Problema que trava o agronegócio
Muitos proprietários de sítios e fazendas ocupam suas terras há décadas com apenas contratos particulares ou recibos informais como comprovação. Essa situação impede o acesso ao crédito agrícola, dificulta as vendas e complica a transferência de herança entre familiares.
Por falta de informação, boa parte desses proprietários acredita que regularizar a situação exige, necessariamente, um processo judicial demorado. Mas o cenário jurídico atual oferece alternativas mais ágeis.
A via extrajudicial
Especialistas em Direito Agrário apontam que é possível realizar a usucapião extrajudicial diretamente no Cartório de Registro de Imóveis da comarca. O caminho foi viabilizado pelo Código de Processo Civil e pela Lei de Registros Públicos, que deram suporte legal à resolução fora dos tribunais.
Para iniciar o processo, o proprietário precisa apresentar uma ata notarial lavrada por tabelião, além de planta e memorial descritivo assinados por engenheiro habilitado.
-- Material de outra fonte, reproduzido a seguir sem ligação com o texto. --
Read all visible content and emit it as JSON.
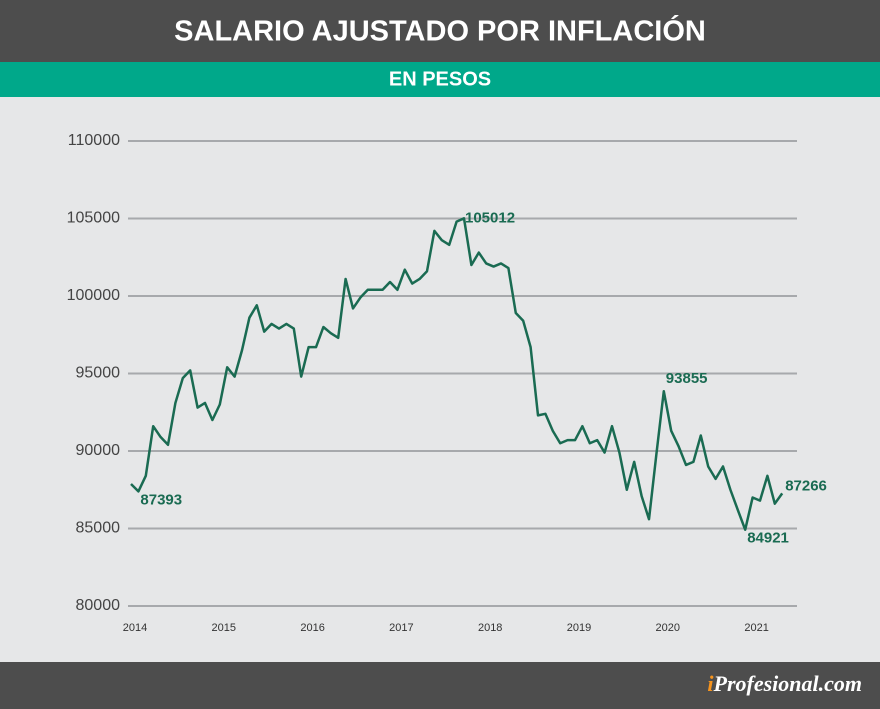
{
  "chart_data": {
    "type": "line",
    "title": "SALARIO AJUSTADO POR INFLACIÓN",
    "subtitle": "EN PESOS",
    "source": [
      "i",
      "Profesional.com"
    ],
    "categories": [
      "2014",
      null,
      null,
      null,
      null,
      null,
      null,
      null,
      null,
      null,
      null,
      null,
      "2015",
      null,
      null,
      null,
      null,
      null,
      null,
      null,
      null,
      null,
      null,
      null,
      "2016",
      null,
      null,
      null,
      null,
      null,
      null,
      null,
      null,
      null,
      null,
      null,
      "2017",
      null,
      null,
      null,
      null,
      null,
      null,
      null,
      null,
      null,
      null,
      null,
      "2018",
      null,
      null,
      null,
      null,
      null,
      null,
      null,
      null,
      null,
      null,
      null,
      "2019",
      null,
      null,
      null,
      null,
      null,
      null,
      null,
      null,
      null,
      null,
      null,
      "2020",
      null,
      null,
      null,
      null,
      null,
      null,
      null,
      null,
      null,
      null,
      null,
      "2021",
      null,
      null,
      null,
      null
    ],
    "series": [
      {
        "name": "Salario",
        "color": "#1a6b52",
        "values": [
          87870,
          87393,
          88400,
          91600,
          90900,
          90400,
          93100,
          94700,
          95200,
          92800,
          93100,
          92000,
          93000,
          95400,
          94800,
          96500,
          98600,
          99400,
          97700,
          98200,
          97900,
          98200,
          97900,
          94800,
          96700,
          96700,
          98000,
          97600,
          97300,
          101100,
          99200,
          99900,
          100400,
          100400,
          100400,
          100900,
          100400,
          101700,
          100800,
          101100,
          101600,
          104200,
          103600,
          103300,
          104800,
          105012,
          102000,
          102800,
          102100,
          101900,
          102100,
          101800,
          98900,
          98400,
          96700,
          92300,
          92400,
          91300,
          90500,
          90700,
          90700,
          91600,
          90500,
          90700,
          89900,
          91600,
          89900,
          87500,
          89300,
          87100,
          85600,
          89800,
          93855,
          91300,
          90300,
          89100,
          89300,
          91000,
          89000,
          88200,
          89000,
          87500,
          86200,
          84921,
          87000,
          86800,
          88400,
          86600,
          87266
        ],
        "value_labels": [
          null,
          "87393",
          null,
          null,
          null,
          null,
          null,
          null,
          null,
          null,
          null,
          null,
          null,
          null,
          null,
          null,
          null,
          null,
          null,
          null,
          null,
          null,
          null,
          null,
          null,
          null,
          null,
          null,
          null,
          null,
          null,
          null,
          null,
          null,
          null,
          null,
          null,
          null,
          null,
          null,
          null,
          null,
          null,
          null,
          null,
          "105012",
          null,
          null,
          null,
          null,
          null,
          null,
          null,
          null,
          null,
          null,
          null,
          null,
          null,
          null,
          null,
          null,
          null,
          null,
          null,
          null,
          null,
          null,
          null,
          null,
          null,
          null,
          "93855",
          null,
          null,
          null,
          null,
          null,
          null,
          null,
          null,
          null,
          null,
          "84921",
          null,
          null,
          null,
          null,
          "87266"
        ]
      }
    ],
    "ylim": [
      80000,
      110000
    ],
    "yticks": [
      80000,
      85000,
      90000,
      95000,
      100000,
      105000,
      110000
    ],
    "grid": true
  }
}
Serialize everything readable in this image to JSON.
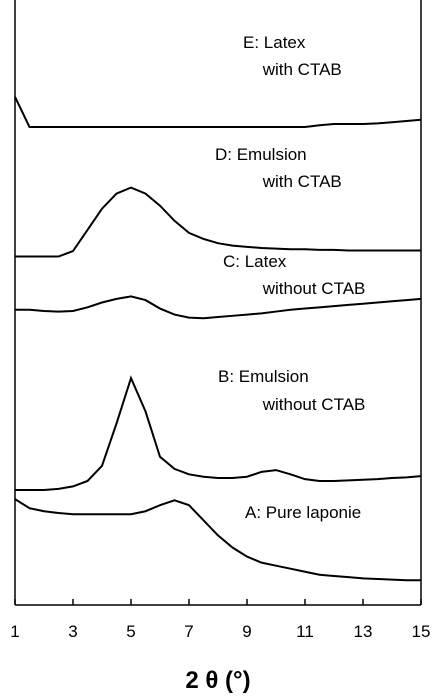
{
  "chart_data": {
    "type": "line",
    "xlabel": "2 θ (°)",
    "x": [
      1,
      1.5,
      2,
      2.5,
      3,
      3.5,
      4,
      4.5,
      5,
      5.5,
      6,
      6.5,
      7,
      7.5,
      8,
      8.5,
      9,
      9.5,
      10,
      10.5,
      11,
      11.5,
      12,
      12.5,
      13,
      13.5,
      14,
      14.5,
      15
    ],
    "xlim": [
      1,
      15
    ],
    "xticks": [
      1,
      3,
      5,
      7,
      9,
      11,
      13,
      15
    ],
    "ylim": [
      0,
      100
    ],
    "series": [
      {
        "name": "E: Latex with CTAB",
        "color": "#000000",
        "values": [
          84,
          79,
          79,
          79,
          79,
          79,
          79,
          79,
          79,
          79,
          79,
          79,
          79,
          79,
          79,
          79,
          79,
          79,
          79,
          79,
          79,
          79.3,
          79.5,
          79.5,
          79.5,
          79.6,
          79.8,
          80,
          80.2
        ]
      },
      {
        "name": "D: Emulsion with CTAB",
        "color": "#000000",
        "values": [
          57.6,
          57.6,
          57.6,
          57.6,
          58.5,
          62,
          65.5,
          68,
          69,
          68,
          66,
          63.5,
          61.5,
          60.5,
          59.8,
          59.4,
          59.2,
          59,
          58.9,
          58.8,
          58.8,
          58.7,
          58.7,
          58.6,
          58.6,
          58.6,
          58.6,
          58.6,
          58.6
        ]
      },
      {
        "name": "C: Latex without CTAB",
        "color": "#000000",
        "values": [
          48.8,
          48.8,
          48.6,
          48.5,
          48.6,
          49.2,
          50,
          50.6,
          51,
          50.4,
          49,
          48,
          47.5,
          47.4,
          47.6,
          47.8,
          48,
          48.2,
          48.5,
          48.8,
          49,
          49.2,
          49.4,
          49.6,
          49.8,
          50,
          50.2,
          50.4,
          50.6
        ]
      },
      {
        "name": "B: Emulsion without CTAB",
        "color": "#000000",
        "values": [
          19,
          19,
          19,
          19.2,
          19.6,
          20.5,
          23,
          30,
          37.5,
          32,
          24.5,
          22.5,
          21.6,
          21.2,
          21,
          21,
          21.2,
          22,
          22.3,
          21.6,
          20.8,
          20.5,
          20.5,
          20.6,
          20.7,
          20.8,
          21,
          21.1,
          21.3
        ]
      },
      {
        "name": "A: Pure laponie",
        "color": "#000000",
        "values": [
          17.5,
          16,
          15.5,
          15.2,
          15,
          15,
          15,
          15,
          15,
          15.5,
          16.5,
          17.3,
          16.5,
          14,
          11.5,
          9.5,
          8,
          7,
          6.5,
          6,
          5.5,
          5,
          4.8,
          4.6,
          4.4,
          4.3,
          4.2,
          4.1,
          4.1
        ]
      }
    ]
  }
}
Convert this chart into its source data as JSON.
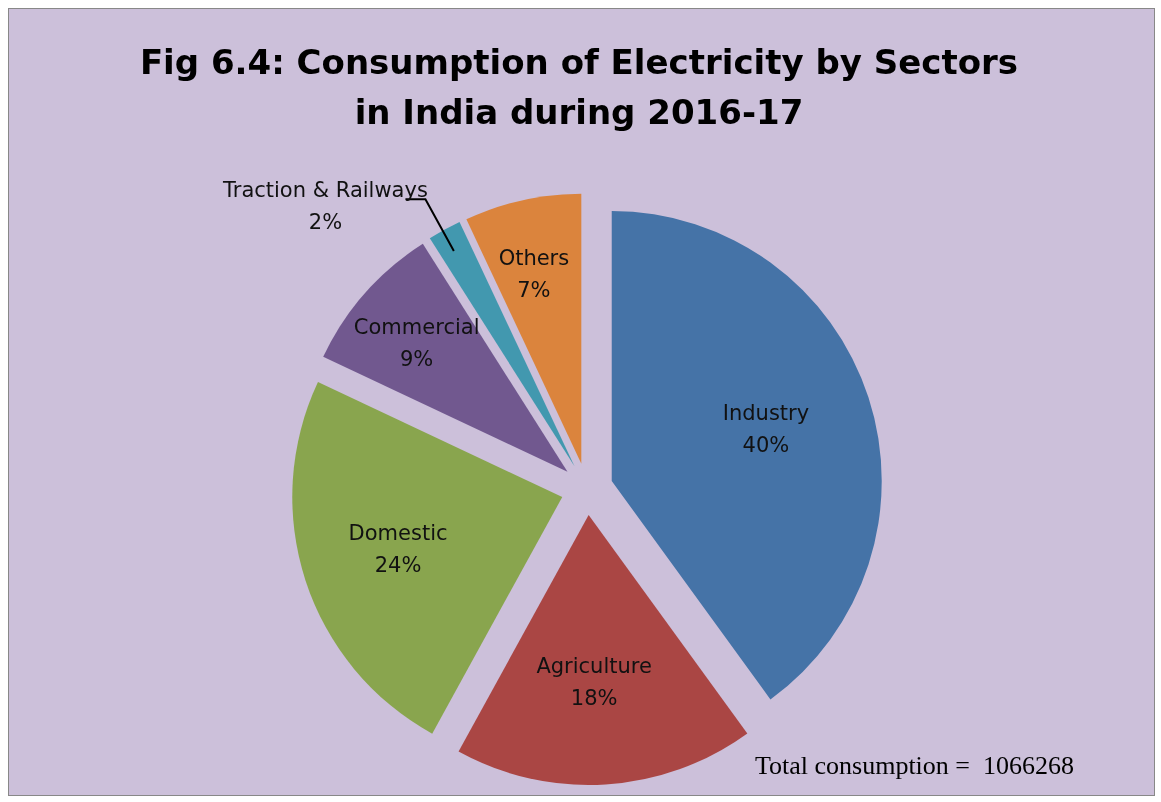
{
  "chart_data": {
    "type": "pie",
    "title": "Fig 6.4: Consumption of Electricity by Sectors in India during 2016-17",
    "categories": [
      "Industry",
      "Agriculture",
      "Domestic",
      "Commercial",
      "Traction & Railways",
      "Others"
    ],
    "values": [
      40,
      18,
      24,
      9,
      2,
      7
    ],
    "value_labels": [
      "40%",
      "18%",
      "24%",
      "9%",
      "2%",
      "7%"
    ],
    "colors": [
      "#4573a7",
      "#aa4644",
      "#89a54e",
      "#71588f",
      "#4298af",
      "#db843d"
    ],
    "annotations": [
      "Total consumption =  1066268"
    ]
  }
}
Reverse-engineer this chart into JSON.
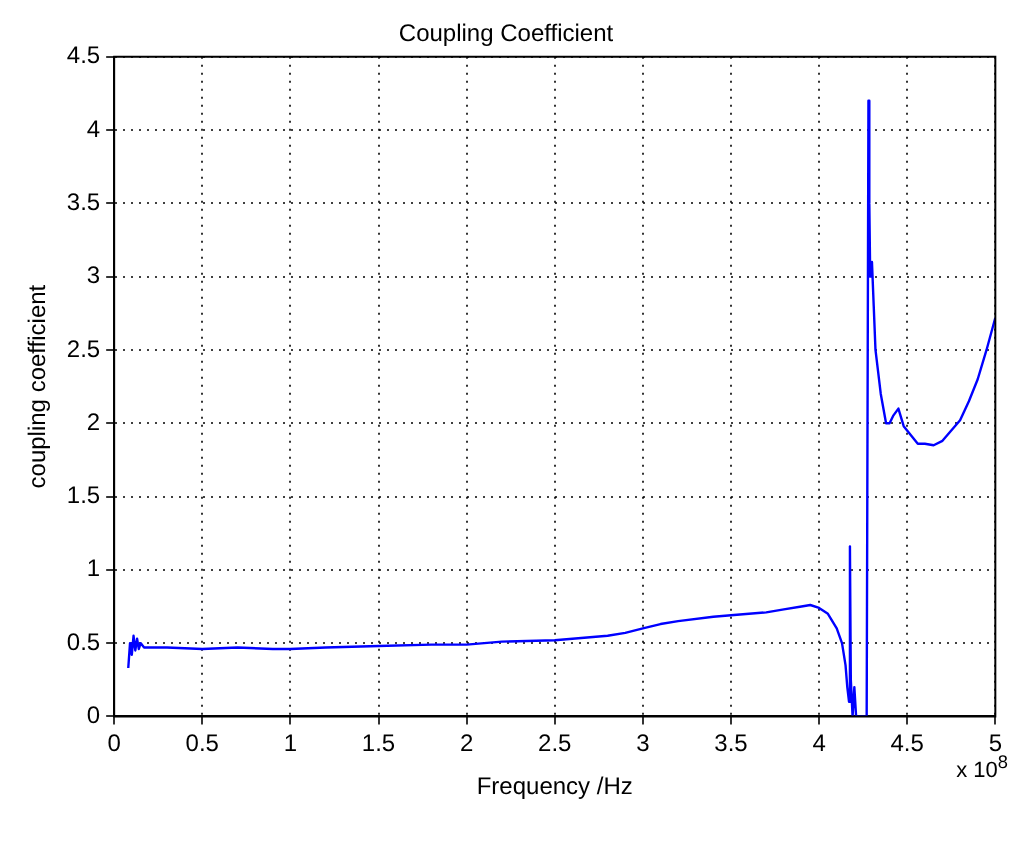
{
  "chart_data": {
    "type": "line",
    "title": "Coupling Coefficient",
    "xlabel": "Frequency /Hz",
    "ylabel": "coupling coefficient",
    "annotations": [
      "x 10$^{8}$"
    ],
    "series": [
      {
        "color": "#0000ff",
        "x": [
          0.08,
          0.09,
          0.1,
          0.11,
          0.12,
          0.13,
          0.14,
          0.15,
          0.17,
          0.2,
          0.3,
          0.5,
          0.7,
          0.9,
          1.0,
          1.2,
          1.5,
          1.8,
          2.0,
          2.2,
          2.5,
          2.7,
          2.8,
          2.9,
          3.0,
          3.1,
          3.2,
          3.4,
          3.5,
          3.7,
          3.8,
          3.9,
          3.95,
          4.0,
          4.05,
          4.1,
          4.13,
          4.15,
          4.16,
          4.17,
          4.175,
          4.18,
          4.19,
          4.2,
          4.21,
          4.27,
          4.28,
          4.285,
          4.29,
          4.3,
          4.31,
          4.32,
          4.35,
          4.38,
          4.4,
          4.42,
          4.45,
          4.48,
          4.52,
          4.56,
          4.6,
          4.65,
          4.7,
          4.75,
          4.8,
          4.85,
          4.9,
          4.95,
          5.0
        ],
        "values": [
          0.33,
          0.5,
          0.42,
          0.55,
          0.45,
          0.53,
          0.46,
          0.5,
          0.47,
          0.47,
          0.47,
          0.46,
          0.47,
          0.46,
          0.46,
          0.47,
          0.48,
          0.49,
          0.49,
          0.51,
          0.52,
          0.54,
          0.55,
          0.57,
          0.6,
          0.63,
          0.65,
          0.68,
          0.69,
          0.71,
          0.73,
          0.75,
          0.76,
          0.74,
          0.7,
          0.6,
          0.5,
          0.35,
          0.2,
          0.1,
          1.16,
          0.25,
          0.0,
          0.2,
          0.0,
          0.0,
          4.2,
          3.5,
          3.0,
          3.1,
          2.8,
          2.5,
          2.2,
          2.0,
          2.0,
          2.05,
          2.1,
          1.98,
          1.92,
          1.86,
          1.86,
          1.85,
          1.88,
          1.95,
          2.02,
          2.15,
          2.3,
          2.5,
          2.72
        ]
      }
    ],
    "xlim": [
      0,
      5
    ],
    "xticks": [
      0,
      0.5,
      1,
      1.5,
      2,
      2.5,
      3,
      3.5,
      4,
      4.5,
      5
    ],
    "ylim": [
      0,
      4.5
    ],
    "yticks": [
      0,
      0.5,
      1,
      1.5,
      2,
      2.5,
      3,
      3.5,
      4,
      4.5
    ],
    "grid": true,
    "legend": false,
    "line_style": "solid",
    "marker": "none"
  }
}
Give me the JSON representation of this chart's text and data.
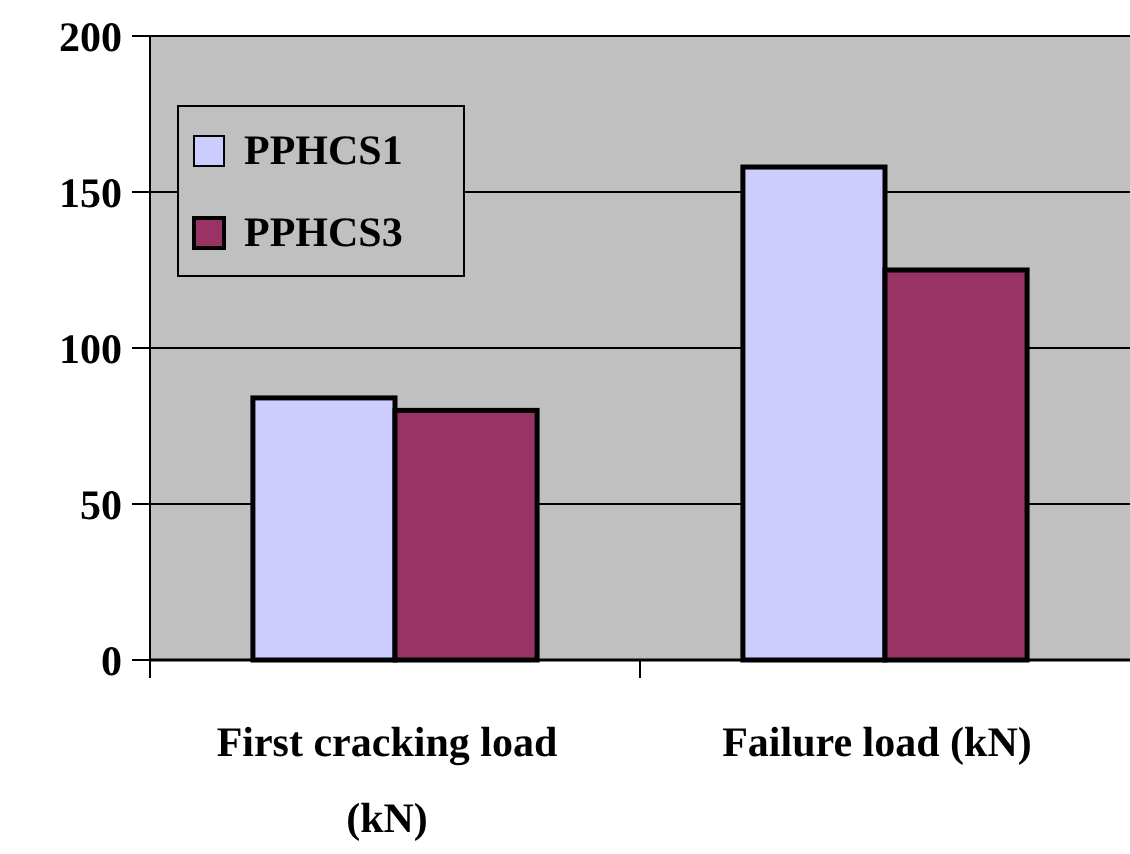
{
  "chart_data": {
    "type": "bar",
    "categories": [
      "First cracking load (kN)",
      "Failure load (kN)"
    ],
    "series": [
      {
        "name": "PPHCS1",
        "color": "#ccccff",
        "values": [
          84,
          158
        ]
      },
      {
        "name": "PPHCS3",
        "color": "#993366",
        "values": [
          80,
          125
        ]
      }
    ],
    "ylim": [
      0,
      200
    ],
    "yticks": [
      0,
      50,
      100,
      150,
      200
    ],
    "grid": "y",
    "legend": "top left"
  }
}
O resultado é a obtenção de titularidade de forma mais rápida e com custos menores do que na via judicial tradicional.
Documentação necessária
Além da comprovação da posse, a regularização exige o Cadastro Ambiental Rural (CAR) e o georreferenciamento atualizado junto ao Instituto Nacional de Colonização e Reforma Agrária (Incra). Essas informações integram o Sistema de Gestão Fundiária (SIGEF), que garante que os limites da propriedade estejam corretos e sem sobreposições com outras áreas.
Estar em dia com o fisco e com os órgãos ambientais também acelera o processo. Regularizar a situação fiscal e ambiental antes de iniciar o pedido reduz obstáculos e agiliza a resposta dos cartórios.
O que muda com o registro em mãos?
Com a escritura regularizada, o produtor passa a ter acesso a linhas de crédito do agronegócio, pode negociar a propriedade com segurança jurídica e transferir o patrimônio aos herdeiros sem disputas futuras. A paz jurídica, como destacam os especialistas da área, é o primeiro passo para investir em produtividade e expansão.